Within SQL Server, there is a built in function called DBCC CHECKIDENT, and it allows you to reseed the identity row to start at a specified number. Lets say that a table (lets call it TableA) has rows in it ranging from row 1 through 100, and for some reason rows 90 through 100 need to be deleted. Clearance is received from the auditors that these records can be deleted, and voila, a few minutes later 10 rows have been removed from the table. As time goes by an application inserts new rows into the table, however when the table is inspected you notice that the new rows have been inserted with identity rows starting at 101 upwards, and that the identity didn’t continue from 90 as expected. Because of the way MS-SQL handles Row IDs, it remembers the last Identity Row number per table, and just continues from that number forward when new data is inserted into that particular table, regardless if some or all of the data has been deleted from it.
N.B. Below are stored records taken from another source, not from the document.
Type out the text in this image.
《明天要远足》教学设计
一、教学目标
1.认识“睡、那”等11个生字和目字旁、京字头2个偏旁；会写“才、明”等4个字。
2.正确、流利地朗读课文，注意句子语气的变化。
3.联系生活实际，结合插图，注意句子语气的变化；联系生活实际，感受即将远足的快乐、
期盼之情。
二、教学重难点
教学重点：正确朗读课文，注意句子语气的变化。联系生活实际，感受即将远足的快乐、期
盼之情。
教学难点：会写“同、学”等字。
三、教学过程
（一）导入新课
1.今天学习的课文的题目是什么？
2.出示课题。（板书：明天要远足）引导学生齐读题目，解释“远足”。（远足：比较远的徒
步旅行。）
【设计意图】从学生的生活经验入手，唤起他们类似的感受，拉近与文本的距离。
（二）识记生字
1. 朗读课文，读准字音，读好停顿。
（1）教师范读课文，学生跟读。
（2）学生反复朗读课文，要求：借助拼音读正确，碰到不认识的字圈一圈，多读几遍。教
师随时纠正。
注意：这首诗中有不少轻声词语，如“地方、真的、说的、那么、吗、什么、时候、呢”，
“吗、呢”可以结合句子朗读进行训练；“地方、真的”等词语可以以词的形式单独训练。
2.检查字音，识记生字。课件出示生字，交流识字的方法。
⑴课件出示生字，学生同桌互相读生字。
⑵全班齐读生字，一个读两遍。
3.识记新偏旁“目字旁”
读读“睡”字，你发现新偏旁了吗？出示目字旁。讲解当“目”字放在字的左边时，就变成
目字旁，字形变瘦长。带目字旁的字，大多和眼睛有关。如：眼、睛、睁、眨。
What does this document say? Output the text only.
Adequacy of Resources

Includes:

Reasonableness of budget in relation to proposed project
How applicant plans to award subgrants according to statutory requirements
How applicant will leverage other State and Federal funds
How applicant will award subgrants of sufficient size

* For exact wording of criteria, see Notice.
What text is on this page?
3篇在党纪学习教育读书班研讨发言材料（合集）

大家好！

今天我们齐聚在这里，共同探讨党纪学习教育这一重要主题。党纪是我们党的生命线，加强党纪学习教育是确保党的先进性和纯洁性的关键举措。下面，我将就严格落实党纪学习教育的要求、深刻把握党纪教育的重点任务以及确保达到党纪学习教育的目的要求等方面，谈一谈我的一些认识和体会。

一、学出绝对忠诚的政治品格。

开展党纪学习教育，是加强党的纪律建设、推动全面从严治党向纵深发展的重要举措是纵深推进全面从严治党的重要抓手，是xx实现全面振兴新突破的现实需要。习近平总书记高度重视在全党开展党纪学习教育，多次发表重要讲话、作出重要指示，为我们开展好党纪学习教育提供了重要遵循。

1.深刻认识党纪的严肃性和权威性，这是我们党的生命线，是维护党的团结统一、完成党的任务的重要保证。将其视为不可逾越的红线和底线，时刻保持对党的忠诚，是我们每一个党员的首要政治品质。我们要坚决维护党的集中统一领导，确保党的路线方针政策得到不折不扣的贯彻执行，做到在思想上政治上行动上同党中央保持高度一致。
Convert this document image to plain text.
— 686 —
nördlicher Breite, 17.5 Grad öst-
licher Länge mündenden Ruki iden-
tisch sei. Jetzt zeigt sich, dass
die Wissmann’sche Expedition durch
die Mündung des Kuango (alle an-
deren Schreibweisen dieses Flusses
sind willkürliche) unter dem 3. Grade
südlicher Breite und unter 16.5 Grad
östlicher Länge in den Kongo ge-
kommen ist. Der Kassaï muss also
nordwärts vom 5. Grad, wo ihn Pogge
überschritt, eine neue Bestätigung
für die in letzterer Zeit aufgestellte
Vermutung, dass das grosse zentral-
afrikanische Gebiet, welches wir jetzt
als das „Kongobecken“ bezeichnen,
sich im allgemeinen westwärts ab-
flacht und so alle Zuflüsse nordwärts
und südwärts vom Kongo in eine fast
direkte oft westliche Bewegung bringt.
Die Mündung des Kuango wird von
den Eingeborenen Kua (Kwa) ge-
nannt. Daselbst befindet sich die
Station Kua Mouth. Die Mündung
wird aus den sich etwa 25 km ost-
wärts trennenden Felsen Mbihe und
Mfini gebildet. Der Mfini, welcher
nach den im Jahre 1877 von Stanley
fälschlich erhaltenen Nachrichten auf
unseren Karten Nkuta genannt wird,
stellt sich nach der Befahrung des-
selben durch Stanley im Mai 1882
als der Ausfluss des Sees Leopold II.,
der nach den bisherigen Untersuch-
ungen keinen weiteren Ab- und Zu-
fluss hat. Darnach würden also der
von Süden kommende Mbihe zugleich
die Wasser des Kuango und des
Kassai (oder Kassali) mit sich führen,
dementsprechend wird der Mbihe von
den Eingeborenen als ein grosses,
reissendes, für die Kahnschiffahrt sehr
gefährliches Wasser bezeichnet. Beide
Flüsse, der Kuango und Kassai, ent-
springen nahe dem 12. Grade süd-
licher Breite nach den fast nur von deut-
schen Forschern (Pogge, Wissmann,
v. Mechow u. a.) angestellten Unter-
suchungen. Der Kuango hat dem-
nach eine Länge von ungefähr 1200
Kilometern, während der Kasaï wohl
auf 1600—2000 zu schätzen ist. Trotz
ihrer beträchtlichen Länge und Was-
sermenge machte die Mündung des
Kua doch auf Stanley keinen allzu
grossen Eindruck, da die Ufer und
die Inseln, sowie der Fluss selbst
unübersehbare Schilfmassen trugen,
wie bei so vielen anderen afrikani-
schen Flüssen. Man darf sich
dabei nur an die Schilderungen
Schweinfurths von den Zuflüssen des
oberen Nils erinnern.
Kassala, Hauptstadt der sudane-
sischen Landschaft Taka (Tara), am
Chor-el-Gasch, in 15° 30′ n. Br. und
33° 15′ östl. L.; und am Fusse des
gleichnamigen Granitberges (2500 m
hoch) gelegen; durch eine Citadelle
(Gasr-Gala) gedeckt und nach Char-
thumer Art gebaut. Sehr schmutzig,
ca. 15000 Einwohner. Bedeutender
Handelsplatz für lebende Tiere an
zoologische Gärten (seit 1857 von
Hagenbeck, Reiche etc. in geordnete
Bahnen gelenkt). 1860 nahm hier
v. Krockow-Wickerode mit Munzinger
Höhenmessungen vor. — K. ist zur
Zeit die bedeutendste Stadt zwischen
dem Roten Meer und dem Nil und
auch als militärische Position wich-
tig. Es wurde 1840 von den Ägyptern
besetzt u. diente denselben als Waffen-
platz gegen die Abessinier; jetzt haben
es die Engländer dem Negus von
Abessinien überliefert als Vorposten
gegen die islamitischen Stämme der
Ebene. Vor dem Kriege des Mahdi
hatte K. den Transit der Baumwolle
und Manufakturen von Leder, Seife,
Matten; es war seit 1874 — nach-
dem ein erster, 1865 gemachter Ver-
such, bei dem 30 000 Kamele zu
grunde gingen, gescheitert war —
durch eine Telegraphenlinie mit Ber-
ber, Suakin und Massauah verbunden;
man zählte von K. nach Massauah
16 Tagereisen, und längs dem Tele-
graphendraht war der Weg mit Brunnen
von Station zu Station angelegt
To correct this, you need to determine the row id that you would like new rows to start at (in this case it’s 90), subtract one from it (making it 89), and then you need to run the following code:
DBCC CHECKIDENT (TableA, reseed, 89).
This will tell SQL that the last identity record for the specified table is 89, and so SQL will add one (1) to this value when inserting new data into the table. Of course the identity rows don’t need to start off exactly from the previous row. If you want the identity rows to start at 150, then the same code as above can be run, however the 89 would need to be replaced by 149.